Friday, February 24, 2012

Editorial: Allow high-achieving students to learn already

The unnamed editor goes off on the bill in the Legislature that would require most college students to put up at least 2,000 clams in cash.I agree wit the sentiment, but I gotta point out that the editor has undermined his argument by misunderstanding some of the facts.
    The editor unnecessarily conflates two kinds of education grants -- those that are need-based, and others that are based on academic achievement. This can be confusing because the bill specifically exempts those students who get a full ride based on being super-smart, and here the bill includes the word "solely," which is significant.
    Instead this bill is aimed specifically at the need-based grant, where a student has the grades to qualify for acceptance, but not the money. It would even prevent a relative from putting up the cash as a loan or gift. (How the state would enforce that is an interesting question, but it's there in black and white.)
     The schools will still furnish the grants, at least until the Legislature reduces their funding further. So the only clear purpose of this bill is to make it harder for kids from less well off families to get into our state university system.
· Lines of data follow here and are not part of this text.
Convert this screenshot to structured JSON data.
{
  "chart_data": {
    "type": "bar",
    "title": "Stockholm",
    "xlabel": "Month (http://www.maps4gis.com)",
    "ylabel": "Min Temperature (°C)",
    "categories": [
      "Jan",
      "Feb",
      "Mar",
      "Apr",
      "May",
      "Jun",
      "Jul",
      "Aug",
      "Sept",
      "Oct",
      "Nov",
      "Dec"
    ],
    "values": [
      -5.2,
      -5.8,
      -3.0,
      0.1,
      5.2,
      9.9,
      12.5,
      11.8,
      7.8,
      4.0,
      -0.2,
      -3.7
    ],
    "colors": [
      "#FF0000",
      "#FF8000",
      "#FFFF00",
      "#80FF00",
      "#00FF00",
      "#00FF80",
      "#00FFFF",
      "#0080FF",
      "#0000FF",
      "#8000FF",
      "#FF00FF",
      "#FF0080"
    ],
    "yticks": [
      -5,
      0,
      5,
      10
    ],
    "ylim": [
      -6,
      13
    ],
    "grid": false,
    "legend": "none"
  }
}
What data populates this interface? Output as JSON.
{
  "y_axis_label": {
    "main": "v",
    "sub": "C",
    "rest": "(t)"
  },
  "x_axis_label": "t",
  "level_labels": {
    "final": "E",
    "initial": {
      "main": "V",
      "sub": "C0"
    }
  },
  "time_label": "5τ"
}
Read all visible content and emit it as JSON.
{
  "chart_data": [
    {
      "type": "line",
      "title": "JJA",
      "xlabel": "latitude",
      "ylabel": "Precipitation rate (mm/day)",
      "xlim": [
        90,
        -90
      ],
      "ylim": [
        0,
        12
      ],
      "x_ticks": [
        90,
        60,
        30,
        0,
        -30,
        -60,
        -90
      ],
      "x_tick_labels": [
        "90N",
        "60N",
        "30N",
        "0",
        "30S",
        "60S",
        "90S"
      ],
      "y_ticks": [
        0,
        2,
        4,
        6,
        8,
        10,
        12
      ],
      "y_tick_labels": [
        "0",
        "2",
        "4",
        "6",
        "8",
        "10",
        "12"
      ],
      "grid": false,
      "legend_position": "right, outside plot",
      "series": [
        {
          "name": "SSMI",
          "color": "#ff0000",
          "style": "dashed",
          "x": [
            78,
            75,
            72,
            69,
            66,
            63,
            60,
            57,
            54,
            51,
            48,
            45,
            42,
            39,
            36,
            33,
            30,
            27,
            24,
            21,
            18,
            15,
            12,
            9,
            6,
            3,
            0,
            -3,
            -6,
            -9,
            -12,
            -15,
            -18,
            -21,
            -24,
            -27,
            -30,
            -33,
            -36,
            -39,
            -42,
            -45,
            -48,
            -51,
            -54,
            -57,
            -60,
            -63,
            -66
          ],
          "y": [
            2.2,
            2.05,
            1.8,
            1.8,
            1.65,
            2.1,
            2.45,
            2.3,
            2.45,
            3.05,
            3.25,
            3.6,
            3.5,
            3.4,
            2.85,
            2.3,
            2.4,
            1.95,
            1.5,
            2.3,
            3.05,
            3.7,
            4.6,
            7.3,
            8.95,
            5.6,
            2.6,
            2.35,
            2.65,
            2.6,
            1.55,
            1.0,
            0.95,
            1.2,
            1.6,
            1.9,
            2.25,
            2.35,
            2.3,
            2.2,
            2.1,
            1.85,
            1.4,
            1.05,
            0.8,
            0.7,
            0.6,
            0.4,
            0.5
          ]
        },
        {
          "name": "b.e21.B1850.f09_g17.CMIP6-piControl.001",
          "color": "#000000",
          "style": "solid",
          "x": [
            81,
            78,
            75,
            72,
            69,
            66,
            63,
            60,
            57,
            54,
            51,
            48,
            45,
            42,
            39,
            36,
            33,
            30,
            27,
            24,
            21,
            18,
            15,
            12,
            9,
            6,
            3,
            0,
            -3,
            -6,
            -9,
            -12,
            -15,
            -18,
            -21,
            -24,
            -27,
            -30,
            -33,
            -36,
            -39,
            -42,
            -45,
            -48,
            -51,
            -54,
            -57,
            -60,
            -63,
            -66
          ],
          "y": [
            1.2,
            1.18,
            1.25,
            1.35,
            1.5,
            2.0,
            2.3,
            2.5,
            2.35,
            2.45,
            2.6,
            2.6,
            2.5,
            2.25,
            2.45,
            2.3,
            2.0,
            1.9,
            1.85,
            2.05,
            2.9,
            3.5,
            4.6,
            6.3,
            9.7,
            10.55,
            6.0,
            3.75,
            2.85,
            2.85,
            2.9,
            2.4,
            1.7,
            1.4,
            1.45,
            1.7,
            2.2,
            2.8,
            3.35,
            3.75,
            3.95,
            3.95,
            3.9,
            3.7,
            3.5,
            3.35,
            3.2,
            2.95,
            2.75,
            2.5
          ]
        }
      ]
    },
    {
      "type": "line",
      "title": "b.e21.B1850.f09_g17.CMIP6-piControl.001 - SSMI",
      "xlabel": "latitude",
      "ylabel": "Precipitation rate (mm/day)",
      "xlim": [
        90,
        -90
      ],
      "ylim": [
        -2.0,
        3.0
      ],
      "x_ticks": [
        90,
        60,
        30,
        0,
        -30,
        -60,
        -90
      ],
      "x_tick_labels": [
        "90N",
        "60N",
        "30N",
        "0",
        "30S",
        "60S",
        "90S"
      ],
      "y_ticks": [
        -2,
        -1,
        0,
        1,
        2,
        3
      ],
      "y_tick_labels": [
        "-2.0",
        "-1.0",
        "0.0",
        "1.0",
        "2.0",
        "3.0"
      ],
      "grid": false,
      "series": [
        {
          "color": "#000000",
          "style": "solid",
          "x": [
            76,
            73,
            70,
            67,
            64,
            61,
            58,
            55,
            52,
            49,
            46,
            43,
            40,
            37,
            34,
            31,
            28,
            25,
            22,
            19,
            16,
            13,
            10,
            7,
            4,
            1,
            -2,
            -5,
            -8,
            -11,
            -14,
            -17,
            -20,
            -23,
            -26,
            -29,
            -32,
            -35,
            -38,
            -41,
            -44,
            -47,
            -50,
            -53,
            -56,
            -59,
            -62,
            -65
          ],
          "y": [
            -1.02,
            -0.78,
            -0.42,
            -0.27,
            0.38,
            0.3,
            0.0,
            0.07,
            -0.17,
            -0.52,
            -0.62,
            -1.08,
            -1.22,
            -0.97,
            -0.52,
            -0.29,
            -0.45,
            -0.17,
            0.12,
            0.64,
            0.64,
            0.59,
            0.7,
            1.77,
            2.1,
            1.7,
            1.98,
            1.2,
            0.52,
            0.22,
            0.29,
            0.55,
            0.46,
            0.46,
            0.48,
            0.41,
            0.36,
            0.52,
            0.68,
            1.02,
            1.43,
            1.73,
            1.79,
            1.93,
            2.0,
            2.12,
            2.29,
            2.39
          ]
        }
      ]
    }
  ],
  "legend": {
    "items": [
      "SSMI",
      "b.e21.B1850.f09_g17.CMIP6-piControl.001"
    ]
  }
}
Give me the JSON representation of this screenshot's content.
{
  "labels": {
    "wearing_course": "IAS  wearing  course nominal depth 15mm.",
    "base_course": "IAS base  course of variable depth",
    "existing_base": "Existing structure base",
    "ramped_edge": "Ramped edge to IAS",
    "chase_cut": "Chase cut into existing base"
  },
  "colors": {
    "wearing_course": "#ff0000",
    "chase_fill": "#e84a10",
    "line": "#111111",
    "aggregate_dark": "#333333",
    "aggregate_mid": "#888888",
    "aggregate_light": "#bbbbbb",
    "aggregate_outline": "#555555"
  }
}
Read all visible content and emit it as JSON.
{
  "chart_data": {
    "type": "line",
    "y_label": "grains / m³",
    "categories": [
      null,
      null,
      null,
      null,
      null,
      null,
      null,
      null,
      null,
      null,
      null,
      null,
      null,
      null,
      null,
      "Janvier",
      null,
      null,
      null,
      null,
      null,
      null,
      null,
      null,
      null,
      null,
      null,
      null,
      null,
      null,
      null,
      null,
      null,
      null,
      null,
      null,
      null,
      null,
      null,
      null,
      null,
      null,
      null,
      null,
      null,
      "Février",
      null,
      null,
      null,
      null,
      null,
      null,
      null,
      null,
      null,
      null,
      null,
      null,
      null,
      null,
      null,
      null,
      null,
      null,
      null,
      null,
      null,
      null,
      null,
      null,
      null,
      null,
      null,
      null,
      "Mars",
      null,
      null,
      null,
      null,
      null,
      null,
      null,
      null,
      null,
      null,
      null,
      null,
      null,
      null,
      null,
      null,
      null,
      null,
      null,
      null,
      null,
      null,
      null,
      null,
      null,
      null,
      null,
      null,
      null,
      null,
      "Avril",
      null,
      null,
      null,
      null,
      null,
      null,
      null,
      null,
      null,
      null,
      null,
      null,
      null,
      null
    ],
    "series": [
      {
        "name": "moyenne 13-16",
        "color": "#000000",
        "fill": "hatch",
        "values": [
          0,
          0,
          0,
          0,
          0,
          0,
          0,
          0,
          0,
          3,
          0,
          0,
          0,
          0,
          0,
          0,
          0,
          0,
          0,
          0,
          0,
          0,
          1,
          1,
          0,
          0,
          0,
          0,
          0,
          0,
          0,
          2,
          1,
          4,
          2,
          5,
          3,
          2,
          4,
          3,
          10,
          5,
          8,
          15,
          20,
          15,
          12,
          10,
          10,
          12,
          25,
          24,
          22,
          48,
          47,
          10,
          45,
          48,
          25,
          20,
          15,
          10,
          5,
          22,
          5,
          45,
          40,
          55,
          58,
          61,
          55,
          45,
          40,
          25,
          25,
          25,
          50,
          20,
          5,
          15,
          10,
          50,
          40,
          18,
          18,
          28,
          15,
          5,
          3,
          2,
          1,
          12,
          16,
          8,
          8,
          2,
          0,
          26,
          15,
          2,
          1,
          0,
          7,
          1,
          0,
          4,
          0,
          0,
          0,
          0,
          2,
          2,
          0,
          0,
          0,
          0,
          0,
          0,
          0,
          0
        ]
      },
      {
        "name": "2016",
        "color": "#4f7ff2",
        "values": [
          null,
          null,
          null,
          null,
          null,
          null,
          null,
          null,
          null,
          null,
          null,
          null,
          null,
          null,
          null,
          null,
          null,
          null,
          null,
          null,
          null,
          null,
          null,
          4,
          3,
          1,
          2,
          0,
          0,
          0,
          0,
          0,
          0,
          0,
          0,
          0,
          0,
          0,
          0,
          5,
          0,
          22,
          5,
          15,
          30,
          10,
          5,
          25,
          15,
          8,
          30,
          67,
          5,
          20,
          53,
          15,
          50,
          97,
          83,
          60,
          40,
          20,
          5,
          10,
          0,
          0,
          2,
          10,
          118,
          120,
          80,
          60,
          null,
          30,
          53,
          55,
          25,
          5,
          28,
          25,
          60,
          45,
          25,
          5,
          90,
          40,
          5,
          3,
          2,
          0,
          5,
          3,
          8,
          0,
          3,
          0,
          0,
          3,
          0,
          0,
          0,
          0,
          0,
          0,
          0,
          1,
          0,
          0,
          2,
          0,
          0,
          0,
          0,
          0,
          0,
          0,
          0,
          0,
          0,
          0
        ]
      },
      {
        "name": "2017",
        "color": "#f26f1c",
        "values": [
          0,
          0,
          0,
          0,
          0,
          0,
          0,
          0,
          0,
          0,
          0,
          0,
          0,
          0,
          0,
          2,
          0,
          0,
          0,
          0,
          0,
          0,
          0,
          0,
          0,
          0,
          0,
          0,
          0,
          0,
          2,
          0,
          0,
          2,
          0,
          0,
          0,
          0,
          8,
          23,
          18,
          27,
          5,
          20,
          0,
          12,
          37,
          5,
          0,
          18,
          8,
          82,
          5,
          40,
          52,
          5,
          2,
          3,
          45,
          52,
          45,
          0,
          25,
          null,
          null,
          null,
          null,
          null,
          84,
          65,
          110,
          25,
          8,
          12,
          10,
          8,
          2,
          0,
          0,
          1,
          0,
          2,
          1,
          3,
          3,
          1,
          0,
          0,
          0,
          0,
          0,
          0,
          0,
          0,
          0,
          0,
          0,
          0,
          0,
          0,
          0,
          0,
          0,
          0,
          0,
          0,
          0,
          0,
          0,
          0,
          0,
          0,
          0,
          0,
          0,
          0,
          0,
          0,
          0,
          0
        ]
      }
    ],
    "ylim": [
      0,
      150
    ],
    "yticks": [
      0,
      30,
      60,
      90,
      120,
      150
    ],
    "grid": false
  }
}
There's no clearer way to say it.
    Yes, many disadvantaged kids have to work hard academically to make up the gaps and qualify for admission, but that's a different level of academic achievement than the editor implies in the piece.
    The bill is disgraceful and mean-spirited, an embarrassment to any thinking being in the state, including those Republicans who haven't gone over the edge, as I've confirmed in personal conversations. But the over-the-edge crowd is powerful in our Legislature this year. A phone call to Rep Fann, Rep Tobin or Sen Pierce couldn't hurt.